Reports of serious illnesses and deaths related to vaping began mounting in summer 2019. By mid-February 2020, the CDC reported more than 2,800 cases of lung injuries requiring hospitalization across all 50 states, and 68 deaths. After nearly six months of falsely claiming nicotine vaping products were the cause of the outbreak, the CDC finally admitted that the cause was illicit THC vaping products and not nicotine vaping products.
By July of 2020, the CDC said that states no longer needed to track lung-related injuries caused by marijuana-based vapor products, partly because cases have dropped. The CDC said it stopped requiring states to report the numbers in February of 2020 after it pinpointed vitamin E acetate as the culprit in THC vaping products that were making people sick, but didn’t make the public announcement until nearly five months later.
McGraw holds a doctorate in clinical psychology, though he ceased renewing his license to practice psychology in 2006, according to Wikipedia. The CDC and U.S. Food and Drug Administration (FDA) now strongly recommend that people avoid use of “e-cigarettes or vaping products containing THC, especially from the illicit market.”
The UK and EU have a different view on e-cigarettes and whether or not combustible tobacco smokers should make the switch. More and more smokers began transitioning over to vapor products after the Public Health England stated that vaping is 95 percent safer than smoking cigarettes. Experts have pointed out that EVALI cases are almost exclusive to the United States and haven’t made a blip on the radar globally. In the UK, there are approx. 3.6 million e-cigarette users with virtually no EVALI cases reported during the media coverage period in 2019 and early 2020.

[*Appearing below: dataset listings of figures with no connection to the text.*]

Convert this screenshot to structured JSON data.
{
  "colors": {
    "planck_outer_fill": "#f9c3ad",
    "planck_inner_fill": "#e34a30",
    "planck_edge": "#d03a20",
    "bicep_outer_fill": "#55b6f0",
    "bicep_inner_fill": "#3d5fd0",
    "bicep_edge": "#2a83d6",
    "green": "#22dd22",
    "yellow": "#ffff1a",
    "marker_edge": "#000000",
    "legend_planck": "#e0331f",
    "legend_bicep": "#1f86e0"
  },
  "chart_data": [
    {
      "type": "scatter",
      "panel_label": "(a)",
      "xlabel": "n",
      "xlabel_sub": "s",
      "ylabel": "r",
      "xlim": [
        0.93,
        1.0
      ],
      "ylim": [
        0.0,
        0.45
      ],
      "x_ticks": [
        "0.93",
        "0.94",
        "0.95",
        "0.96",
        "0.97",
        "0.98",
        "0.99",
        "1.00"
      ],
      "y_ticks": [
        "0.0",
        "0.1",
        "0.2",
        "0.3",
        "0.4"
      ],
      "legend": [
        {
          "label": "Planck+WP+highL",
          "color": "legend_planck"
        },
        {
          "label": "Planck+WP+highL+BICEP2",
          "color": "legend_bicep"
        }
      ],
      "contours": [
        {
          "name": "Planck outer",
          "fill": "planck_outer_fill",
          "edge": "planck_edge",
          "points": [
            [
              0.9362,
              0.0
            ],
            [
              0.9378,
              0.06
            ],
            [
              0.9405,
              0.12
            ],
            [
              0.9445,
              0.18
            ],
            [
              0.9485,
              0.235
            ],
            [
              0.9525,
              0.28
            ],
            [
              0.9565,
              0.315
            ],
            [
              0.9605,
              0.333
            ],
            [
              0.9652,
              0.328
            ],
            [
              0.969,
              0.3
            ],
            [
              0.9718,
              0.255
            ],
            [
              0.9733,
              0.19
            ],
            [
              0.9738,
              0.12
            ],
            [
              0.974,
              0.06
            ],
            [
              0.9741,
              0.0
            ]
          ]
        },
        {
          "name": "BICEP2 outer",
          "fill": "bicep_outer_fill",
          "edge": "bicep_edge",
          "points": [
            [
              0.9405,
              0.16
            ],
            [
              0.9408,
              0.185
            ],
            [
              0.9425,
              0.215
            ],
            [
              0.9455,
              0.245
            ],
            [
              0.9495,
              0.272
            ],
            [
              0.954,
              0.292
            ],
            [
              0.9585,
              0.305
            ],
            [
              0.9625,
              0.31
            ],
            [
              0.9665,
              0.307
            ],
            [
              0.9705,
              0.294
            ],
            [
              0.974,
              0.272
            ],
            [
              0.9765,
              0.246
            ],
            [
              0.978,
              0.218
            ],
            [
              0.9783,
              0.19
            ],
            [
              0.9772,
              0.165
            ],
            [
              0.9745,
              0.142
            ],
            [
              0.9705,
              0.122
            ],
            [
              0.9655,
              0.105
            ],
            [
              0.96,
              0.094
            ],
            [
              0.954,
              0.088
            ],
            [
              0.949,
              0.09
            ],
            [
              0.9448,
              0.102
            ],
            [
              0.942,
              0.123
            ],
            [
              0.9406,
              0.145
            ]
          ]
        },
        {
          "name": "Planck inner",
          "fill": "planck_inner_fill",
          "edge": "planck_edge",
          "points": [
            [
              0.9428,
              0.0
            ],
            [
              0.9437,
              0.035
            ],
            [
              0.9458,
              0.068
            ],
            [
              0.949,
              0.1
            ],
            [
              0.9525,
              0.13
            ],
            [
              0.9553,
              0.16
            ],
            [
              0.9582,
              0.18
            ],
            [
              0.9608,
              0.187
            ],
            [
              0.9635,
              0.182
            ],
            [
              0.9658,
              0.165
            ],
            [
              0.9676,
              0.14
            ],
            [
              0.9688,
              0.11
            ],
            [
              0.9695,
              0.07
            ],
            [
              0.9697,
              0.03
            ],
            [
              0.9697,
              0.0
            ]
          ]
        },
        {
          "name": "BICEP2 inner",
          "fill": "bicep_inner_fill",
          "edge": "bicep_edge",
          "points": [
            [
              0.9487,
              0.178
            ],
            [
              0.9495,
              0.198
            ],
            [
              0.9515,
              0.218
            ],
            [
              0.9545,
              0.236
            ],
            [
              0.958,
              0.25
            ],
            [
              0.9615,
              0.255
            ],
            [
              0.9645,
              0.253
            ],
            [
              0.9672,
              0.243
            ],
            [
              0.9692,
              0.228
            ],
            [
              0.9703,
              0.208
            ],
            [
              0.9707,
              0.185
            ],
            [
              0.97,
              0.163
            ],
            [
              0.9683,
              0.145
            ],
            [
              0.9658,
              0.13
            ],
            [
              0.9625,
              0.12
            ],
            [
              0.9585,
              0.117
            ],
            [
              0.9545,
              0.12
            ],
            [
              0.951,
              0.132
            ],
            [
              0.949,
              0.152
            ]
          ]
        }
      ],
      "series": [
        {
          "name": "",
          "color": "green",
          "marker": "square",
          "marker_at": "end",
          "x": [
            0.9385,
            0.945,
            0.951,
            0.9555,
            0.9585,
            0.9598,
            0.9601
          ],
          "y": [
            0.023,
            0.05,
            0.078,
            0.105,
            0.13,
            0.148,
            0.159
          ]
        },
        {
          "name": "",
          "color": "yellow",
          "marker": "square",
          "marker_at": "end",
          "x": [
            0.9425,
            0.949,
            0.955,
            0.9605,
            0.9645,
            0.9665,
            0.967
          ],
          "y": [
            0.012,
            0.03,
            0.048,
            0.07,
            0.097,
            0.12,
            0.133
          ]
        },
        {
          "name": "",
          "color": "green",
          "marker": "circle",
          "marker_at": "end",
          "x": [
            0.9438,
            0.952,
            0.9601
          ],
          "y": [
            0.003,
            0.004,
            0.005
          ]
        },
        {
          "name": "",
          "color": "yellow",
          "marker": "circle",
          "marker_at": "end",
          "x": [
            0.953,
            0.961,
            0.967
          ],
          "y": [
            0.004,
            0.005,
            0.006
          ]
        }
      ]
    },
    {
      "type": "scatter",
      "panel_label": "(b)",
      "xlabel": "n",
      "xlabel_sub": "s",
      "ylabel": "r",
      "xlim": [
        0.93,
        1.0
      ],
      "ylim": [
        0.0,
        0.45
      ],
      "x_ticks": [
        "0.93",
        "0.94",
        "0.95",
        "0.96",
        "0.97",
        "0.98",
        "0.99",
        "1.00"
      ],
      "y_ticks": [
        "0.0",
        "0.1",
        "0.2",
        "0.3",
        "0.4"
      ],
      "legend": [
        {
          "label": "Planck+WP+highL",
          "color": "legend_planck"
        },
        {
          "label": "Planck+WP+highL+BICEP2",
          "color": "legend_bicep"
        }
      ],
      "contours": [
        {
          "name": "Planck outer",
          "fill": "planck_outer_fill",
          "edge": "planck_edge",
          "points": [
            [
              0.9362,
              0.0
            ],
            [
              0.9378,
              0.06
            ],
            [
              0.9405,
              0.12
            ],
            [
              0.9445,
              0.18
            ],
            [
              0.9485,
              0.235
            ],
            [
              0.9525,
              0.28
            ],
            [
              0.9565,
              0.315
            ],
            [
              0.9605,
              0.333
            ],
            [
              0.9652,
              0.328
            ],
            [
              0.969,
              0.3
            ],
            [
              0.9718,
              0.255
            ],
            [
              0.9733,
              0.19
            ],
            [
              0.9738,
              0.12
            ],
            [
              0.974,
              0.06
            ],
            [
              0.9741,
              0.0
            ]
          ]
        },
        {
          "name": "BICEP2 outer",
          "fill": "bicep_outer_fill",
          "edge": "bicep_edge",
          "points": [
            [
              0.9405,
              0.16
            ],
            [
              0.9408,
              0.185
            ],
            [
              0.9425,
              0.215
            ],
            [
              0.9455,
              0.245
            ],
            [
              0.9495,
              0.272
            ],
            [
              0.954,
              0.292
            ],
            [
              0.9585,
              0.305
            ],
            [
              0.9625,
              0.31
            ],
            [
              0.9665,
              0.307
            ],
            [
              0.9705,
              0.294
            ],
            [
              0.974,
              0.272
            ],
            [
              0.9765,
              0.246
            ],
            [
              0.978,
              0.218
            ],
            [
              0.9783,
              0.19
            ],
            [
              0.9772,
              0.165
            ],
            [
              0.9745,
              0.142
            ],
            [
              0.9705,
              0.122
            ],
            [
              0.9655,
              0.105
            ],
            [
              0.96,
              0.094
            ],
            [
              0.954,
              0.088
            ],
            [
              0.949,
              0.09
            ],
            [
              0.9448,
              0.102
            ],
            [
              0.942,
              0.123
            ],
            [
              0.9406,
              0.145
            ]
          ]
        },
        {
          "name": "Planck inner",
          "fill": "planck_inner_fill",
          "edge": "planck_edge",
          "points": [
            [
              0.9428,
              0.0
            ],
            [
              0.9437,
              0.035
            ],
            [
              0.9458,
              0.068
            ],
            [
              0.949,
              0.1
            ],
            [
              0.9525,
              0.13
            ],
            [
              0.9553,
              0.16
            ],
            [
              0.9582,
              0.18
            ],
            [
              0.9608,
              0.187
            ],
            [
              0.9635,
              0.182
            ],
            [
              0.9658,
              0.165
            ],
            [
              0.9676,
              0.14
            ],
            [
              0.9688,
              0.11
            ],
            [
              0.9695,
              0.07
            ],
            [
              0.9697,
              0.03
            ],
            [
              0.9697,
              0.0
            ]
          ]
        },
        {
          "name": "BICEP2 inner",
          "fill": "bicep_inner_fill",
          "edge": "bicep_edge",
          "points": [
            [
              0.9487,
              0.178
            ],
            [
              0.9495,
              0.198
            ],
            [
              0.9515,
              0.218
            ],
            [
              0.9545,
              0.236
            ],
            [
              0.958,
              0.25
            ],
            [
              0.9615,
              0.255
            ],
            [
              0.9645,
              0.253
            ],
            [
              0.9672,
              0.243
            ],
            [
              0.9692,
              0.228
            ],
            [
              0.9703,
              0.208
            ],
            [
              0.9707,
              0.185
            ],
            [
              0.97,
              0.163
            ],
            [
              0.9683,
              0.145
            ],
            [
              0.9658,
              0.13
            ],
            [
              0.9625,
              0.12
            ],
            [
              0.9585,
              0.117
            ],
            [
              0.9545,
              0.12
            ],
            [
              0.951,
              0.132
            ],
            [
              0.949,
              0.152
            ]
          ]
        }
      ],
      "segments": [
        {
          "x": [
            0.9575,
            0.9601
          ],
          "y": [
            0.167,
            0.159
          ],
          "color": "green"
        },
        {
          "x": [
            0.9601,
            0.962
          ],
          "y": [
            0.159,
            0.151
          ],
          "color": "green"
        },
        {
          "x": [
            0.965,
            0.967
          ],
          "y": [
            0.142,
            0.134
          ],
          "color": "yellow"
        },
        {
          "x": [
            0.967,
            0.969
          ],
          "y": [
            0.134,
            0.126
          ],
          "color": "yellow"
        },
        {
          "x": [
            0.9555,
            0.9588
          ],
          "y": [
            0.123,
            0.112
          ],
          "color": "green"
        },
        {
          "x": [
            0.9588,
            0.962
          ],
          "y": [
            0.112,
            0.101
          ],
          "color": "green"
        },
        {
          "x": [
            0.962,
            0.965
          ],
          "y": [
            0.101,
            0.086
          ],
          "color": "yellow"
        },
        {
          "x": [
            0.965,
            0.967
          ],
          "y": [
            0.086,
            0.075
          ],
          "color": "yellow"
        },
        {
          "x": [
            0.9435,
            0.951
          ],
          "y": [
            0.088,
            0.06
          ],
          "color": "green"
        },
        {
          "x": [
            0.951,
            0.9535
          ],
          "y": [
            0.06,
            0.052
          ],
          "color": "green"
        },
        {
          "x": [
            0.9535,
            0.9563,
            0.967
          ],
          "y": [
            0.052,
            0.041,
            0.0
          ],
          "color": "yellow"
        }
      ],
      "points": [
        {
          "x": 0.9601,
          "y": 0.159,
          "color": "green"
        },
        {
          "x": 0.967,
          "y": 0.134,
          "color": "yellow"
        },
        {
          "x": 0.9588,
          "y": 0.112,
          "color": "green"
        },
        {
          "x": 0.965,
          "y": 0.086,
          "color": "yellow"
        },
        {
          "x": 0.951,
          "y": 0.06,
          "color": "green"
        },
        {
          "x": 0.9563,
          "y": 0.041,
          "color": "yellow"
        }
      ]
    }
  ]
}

There were also little to no cases of EVALI in Canada and Mexico, the closest foreign neighbors to the US. “EVALI was largely the result of an unregulated illicit THC vape market in the United States which didn’t follow safe production standards” says Allan Rewak, executive director of Canada-based Vaping Industry Trade Association (VITA) in Nov. of 2020. “Canada’s nicotine vape market was on the final path toward federal regulation at the time, which prevented EVALI from occurring in any significant way north of the border.”
The use of EVALI to spread fear on nicotine vaping in Mexico and in Latin America was particularly crude, dishonest and more intense than in other places, according to Roberto Sussman, senior researcher and lecturer at the National University of Mexico and founder and director of Pro-Vapeo. .
“Up to this day, all officials of the health ministry in Mexico are still blam[ing] nicotine vaping,” says Sussman. “And when you try to engage them, they say, ‘No, no, no. That’s it. Full stop. End of discussion.’ That’s it.” Since EVALI has now been found to be caused by illegal THC vape pens, not nicotine-based e-cigarettes, Sussman says “no one has told Latin America.”
In late 2020, Mexico’s president signed legislation prohibiting the importation, manufacture and distribution of all noncombustible products tobacco (vaping) products, including heat-not-burn products. “Their justification was that we need to protect Mexican youth from EVALI. Given the proximity of the U.S., this epidemic can come to Mexico any time,” says Sussman. “Pure fear-mongering and they’ve refused all debate.”
Brad Jemmett, a former long-time smoker and now general manager for SnowPlus – an innovation based vape company – suggests that the core of what drove the negative media was a localized, US issue.
“Globally, we don’t really see EVALI cases like there were in the US, because EVALI was linked to illicit marijuana vapes, and most specifically the addition of Vitamin E acetate as a thickening agent. Our products on the other hand, are developed and tested to the highest degree, and designed specifically for adult smokers looking to transition out of smoking,” he said. “At SnowPlus, we never have and never will use Vitamin E acetate in any of our products. Through innovation, we’ve aimed to simulate the smoking ritual with vape technology, to provide a less harmful alternative compared to smoking cigarettes.”